Pour les autres, l'anonymat leur donne un moyen de prononcer leurs "vérités" dures sur des problèmes sociaux importants sans crainte de représailles pour aller à l'encontre des opinions populaires de leurs pairs. Un aspect de l'auto-présentation idéalisée des médias sociaux est de soutenir certains points de vue parce qu'ils sont considérés comme à la mode parmi un certain groupe de personnes, plutôt que parce qu'ils sont vraiment des croyances.
Cette soi-disant « vertu de signalisation » s'inscrit dans le débat sur l'authenticité des interactions en ligne. Bien que l'anonymat ne crée pas nécessairement une discussion plus intellectuelle, il fournit un forum plus ouvert où les gens peuvent représenter leurs véritables opinions sans craindre d'être ostracisés ou harcelés pour avoir dit la mauvaise chose.

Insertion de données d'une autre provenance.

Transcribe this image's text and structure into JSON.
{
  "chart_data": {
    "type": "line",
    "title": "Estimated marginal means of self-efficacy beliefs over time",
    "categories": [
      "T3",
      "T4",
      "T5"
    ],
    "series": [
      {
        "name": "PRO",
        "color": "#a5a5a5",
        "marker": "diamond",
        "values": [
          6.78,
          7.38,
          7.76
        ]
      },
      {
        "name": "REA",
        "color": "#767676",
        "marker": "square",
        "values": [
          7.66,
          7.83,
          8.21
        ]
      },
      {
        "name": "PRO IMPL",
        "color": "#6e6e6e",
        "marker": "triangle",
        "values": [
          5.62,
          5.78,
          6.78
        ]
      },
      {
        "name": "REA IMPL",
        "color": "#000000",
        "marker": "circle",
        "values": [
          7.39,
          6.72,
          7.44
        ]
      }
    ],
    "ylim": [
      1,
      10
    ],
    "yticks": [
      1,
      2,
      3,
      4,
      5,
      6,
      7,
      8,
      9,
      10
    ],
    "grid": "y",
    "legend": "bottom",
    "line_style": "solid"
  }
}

Une interdiction serait à courte vue
L'anonymat n'est pas parfait, ce n'est pas toujours bon, mais également ce n'est pas toujours mauvais. La cyberintimidation est sans aucun doute un problème grave auquel il faut s'attaquer. Pourtant, la modération du contenu et la détermination de ce qui peut, et ne peut pas, être dit ou partagé en ligne est subjectif. C'est un système imparfait, mais les appels à une interdiction pure et simple de l'anonymat peuvent être à courte vue. Ils ont tendance à souligner les associations négatives de l'anonymat sans montrer la conscience de son potentiel positif.
Ce qui est vraiment nécessaire, c'est l'éducation. Il faut certainement faire davantage pour éduquer les jeunes sur les dangers de la consommation des médias sociaux. Mise à jour des programmes dans les écoles, les collèges et universités peuvent, et devrait, faire beaucoup plus à cet égard.
Mais également, Les concepteurs d'applications et les fournisseurs de services doivent prendre davantage conscience des effets négatifs que leurs offres peuvent avoir. La sauvegarde devrait figurer en tête des agendas des entreprises de la Silicon Valley, surtout lorsqu'ils ciblent les jeunes et qu'ils permettent aux gens de dire ce qu'ils veulent sans crainte de représailles.
Cet article est republié à partir de The Conversation sous une licence Creative Commons. Lire l'article original.